El plan contaba con dos pasos. Primero, visitar a Ernesto un
amigo de la infancia, quien tuvo el ingenio de mandar al diablo
títulos y doctorados, para dedicarse a crear esculturas que regalaba a los gobernadores de poblaciones escondidas, con la única petición que en lugar de su nombre, como autor
escribieran “Donato de Michoacán”, absurdo, pero suficiente
para que en Papantla o en Iztapalapa, se encontrasen esculturas
de Simón Bolívar danzando alegre con La Corregidora, o una simple piedra con un minúsculo letrero que dice: “Hecho en México, Tláloc el que hacía llover”.

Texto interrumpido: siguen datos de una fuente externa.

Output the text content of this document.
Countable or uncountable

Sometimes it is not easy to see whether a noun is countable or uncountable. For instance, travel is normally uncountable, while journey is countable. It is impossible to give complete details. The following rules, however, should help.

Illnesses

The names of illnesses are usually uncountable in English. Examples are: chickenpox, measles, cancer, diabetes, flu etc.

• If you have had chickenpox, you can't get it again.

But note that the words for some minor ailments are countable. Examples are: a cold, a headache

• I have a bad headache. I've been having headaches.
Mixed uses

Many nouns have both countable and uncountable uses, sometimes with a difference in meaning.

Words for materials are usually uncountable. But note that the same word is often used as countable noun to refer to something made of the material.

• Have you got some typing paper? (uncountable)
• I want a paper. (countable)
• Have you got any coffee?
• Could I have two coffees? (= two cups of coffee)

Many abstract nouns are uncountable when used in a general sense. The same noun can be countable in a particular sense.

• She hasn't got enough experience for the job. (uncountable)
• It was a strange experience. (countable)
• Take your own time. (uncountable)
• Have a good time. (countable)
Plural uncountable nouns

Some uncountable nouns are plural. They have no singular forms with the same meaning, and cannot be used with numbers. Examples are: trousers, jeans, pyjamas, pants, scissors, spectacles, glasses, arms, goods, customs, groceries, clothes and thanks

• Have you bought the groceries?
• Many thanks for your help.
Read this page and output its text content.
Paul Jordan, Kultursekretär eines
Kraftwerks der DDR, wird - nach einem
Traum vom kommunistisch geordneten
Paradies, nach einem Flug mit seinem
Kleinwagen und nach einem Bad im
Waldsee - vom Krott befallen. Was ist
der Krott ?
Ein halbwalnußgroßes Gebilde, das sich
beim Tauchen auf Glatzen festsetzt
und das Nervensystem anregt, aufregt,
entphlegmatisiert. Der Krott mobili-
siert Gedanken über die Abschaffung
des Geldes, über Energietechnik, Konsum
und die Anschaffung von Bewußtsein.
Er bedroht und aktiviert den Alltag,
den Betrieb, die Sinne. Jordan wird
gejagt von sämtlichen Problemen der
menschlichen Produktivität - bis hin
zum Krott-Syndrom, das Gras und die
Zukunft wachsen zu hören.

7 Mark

De ahí, Romano, como lo llamaban la mayoría, partiría con tiempo suficiente para mudarse de ropa y asistir a la cita de trabajo que consiguió después de meses de estar molestando a don Germán, encargado en jefe de la nota roja menos amarilla
del país. Este tenía reglas inusuales: Prohibido especular en función de darle a la nota un toque novelesco, jamás mencionar el nombre de víctimas, no reproducir ni describir de ninguna
manera el deceso o la tragedia que está cubriendo la nota; En fin, desmantelaba la escuela que ha sido base de la nota roja desde que era apenas una gota de sangre que salpicaba una rotativa Koenig & Bauer recién salida de la fábrica.
El camino a la casa de Ernesto era interesante para Romano, la
aventura de abordar y transbordar en aquel envase anaranjado que contenía el caos y el olor a gloria de un pequeño pero atiborrado distrito.
Le daba un cierto panorama de lo que desde hace muchos años quería trasladar a un pequeño verso, en algún momento dicto al aire “A mi gente no le odio, pero me daña el corazón”. En otra ocasión, después de discutir con un mendigo por no quererle
comprar un paquete de chicles, gritó “Es que somos muy pobres, aquí todo va de mal en peor”. Pero a los minutos se sentía estúpido, pensaba que, quien fuera capaz de juzgar su origen,
sabría qué preguntar a eso que, lánguidamente, llamaron Dios.
A unas cuadras de su destino se topó con el Chueco, amigo de
aquellos dos bribones de oro, como él los llamaba. Era curiosa
la mente de este joven que nació en una trajinera de la que
eran dueños sus padres; nunca les reveló su nombre. Cuando insistían con determinación, el Chueco decía: “¡Ya les dije que me llamo como la trajinera, pendejos!”.
Fuera de eso, desde que lo salvaron de una linchada se volvió el tercer mosquetero, aunque optaron por ser un cuarteto, pues aun siendo tan diferentes todos estuvieron de acuerdo en que existía un cuarto miembro, ente que después llamaron “Dot”, por su significado en inglés, mismo idioma que enseñaron al Chueco en una sentada. Cada tanto lo ponían a prueba, en una ocasión le obligaron a ayudar a tres diferentes turistas a llegar al lugar que se dirigían, en cuanto termino la tarea demostró que había cumplido, pues ya cargaba con la cartera de un holandés, de una japonesa de buen ver y de un Gringo que se llamaba Dick, todos rieron cuando le tradujeron al Chueco el nombre del pobre hombre de Chicago.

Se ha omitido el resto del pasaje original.